The power ministry has sought 5 million metric standard cubic metres per day (MMSCMD) of additional gas from the Tapti oil and gas field for National Thermal Power Corporation. The additional gas will be available from the last quarter of 2007-08.
In a letter to Petroleum Secretary MS Srinivasan, Power secretary Anil Razdan said: "It appears from newspaper reports that the Panna-Mukta-Tapti joint venture is going ahead with direct sales of additional gas. Keeping in view the prevailing shortage of gas at NTPC power plants leading to stranded assets, I shall appreciate if you could kindly look into the matter and consider NTPC's request favourably for allocation of additional gas to NTPC on the terms and conditions as may be mutually discussed and agreed between NTPC and Oil and Natural Gas Corporation (ONGC)."
NTPC has already raised the issue with ONGC and is ready to settle it on commercial terms.
The Production Sharing Contract permits joint venture partners to sell additional gas directly at market determined prices. Out of this, 1.5 MMSCMD has been tied up by Rajasthan Rajya Vidyut Utapadan Nigam Ltd (RRVUNL). In such a scenario, the government has asked power sector consumers to directly approach the Panna-Mukta-Tapti joint venture for gas.

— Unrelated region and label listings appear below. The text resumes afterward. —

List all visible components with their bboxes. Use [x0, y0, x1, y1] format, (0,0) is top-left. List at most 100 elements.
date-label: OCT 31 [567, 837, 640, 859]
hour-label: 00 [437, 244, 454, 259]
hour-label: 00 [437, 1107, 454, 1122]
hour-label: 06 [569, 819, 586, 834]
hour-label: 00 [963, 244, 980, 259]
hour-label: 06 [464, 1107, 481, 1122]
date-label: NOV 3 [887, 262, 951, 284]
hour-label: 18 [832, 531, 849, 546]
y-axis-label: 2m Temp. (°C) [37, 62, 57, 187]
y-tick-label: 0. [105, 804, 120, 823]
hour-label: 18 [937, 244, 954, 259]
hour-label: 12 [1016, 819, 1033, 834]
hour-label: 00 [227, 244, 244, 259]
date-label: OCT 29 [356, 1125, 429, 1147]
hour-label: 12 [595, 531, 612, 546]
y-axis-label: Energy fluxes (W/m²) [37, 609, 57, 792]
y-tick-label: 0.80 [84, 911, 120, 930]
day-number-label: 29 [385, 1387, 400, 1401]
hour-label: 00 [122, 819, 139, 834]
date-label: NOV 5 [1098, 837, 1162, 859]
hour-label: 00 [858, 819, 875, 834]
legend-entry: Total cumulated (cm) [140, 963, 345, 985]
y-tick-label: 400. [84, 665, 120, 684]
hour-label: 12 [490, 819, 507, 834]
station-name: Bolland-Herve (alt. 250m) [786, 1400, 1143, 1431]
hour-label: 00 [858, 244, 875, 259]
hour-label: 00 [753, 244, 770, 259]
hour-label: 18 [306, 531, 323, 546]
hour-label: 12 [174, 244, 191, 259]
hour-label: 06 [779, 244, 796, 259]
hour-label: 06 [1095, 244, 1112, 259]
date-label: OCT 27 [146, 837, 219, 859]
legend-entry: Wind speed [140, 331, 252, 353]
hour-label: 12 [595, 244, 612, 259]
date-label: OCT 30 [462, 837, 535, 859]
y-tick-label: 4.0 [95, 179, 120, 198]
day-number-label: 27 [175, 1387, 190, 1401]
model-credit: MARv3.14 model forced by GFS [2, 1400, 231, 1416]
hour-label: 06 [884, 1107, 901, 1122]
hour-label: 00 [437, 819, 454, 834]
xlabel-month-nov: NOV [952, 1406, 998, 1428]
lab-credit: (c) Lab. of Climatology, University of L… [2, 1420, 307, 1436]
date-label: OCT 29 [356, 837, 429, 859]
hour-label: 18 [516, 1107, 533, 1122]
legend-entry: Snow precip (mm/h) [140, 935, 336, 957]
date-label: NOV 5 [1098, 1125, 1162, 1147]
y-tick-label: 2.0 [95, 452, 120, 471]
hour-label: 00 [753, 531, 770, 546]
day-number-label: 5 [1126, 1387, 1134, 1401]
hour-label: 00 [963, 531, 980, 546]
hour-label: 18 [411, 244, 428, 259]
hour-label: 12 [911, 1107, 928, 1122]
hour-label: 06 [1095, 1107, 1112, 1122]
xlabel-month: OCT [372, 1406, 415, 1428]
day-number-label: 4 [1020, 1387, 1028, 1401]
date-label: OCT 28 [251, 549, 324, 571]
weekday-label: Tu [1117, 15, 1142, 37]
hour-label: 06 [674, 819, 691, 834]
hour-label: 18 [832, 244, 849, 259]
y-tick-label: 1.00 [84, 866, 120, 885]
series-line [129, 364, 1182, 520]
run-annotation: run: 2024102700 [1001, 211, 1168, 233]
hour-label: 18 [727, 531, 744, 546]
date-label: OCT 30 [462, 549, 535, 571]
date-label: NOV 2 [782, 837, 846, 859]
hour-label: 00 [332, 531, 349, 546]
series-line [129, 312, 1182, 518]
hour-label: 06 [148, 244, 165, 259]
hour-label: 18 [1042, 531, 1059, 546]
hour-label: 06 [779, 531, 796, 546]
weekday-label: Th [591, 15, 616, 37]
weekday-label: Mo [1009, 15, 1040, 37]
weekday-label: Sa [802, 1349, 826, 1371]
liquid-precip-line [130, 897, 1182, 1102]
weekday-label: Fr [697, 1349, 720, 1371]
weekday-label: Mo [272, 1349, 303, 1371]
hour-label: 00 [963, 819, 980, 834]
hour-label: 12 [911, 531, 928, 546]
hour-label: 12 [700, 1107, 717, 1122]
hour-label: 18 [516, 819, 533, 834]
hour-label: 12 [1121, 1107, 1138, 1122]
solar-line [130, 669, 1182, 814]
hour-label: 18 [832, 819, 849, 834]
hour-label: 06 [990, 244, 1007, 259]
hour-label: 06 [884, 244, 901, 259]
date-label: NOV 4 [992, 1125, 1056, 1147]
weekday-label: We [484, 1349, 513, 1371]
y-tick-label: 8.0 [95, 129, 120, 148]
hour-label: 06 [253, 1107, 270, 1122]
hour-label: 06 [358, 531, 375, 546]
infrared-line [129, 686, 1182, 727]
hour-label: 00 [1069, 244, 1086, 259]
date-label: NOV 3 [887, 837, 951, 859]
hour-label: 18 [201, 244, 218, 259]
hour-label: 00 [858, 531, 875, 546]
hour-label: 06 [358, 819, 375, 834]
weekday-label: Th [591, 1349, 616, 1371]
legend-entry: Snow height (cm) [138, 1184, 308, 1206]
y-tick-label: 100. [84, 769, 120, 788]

Nearly 10.8 MMSCMD of gas is available from the Panna-Mukta-Tapti joint venture. Out of this, the JV is directly marketing 4.8 MMSCMD and it was decided that the remaining gas would be sold to GAIL (India) for supply to power and fertiliser sectors. At present, NTPC is getting about 2.1 MMSCMD and power plants in Delhi about 0.50 MMSCMD of gas. The remaining goes to fertiliser consumers. The arrangement is valid for two years.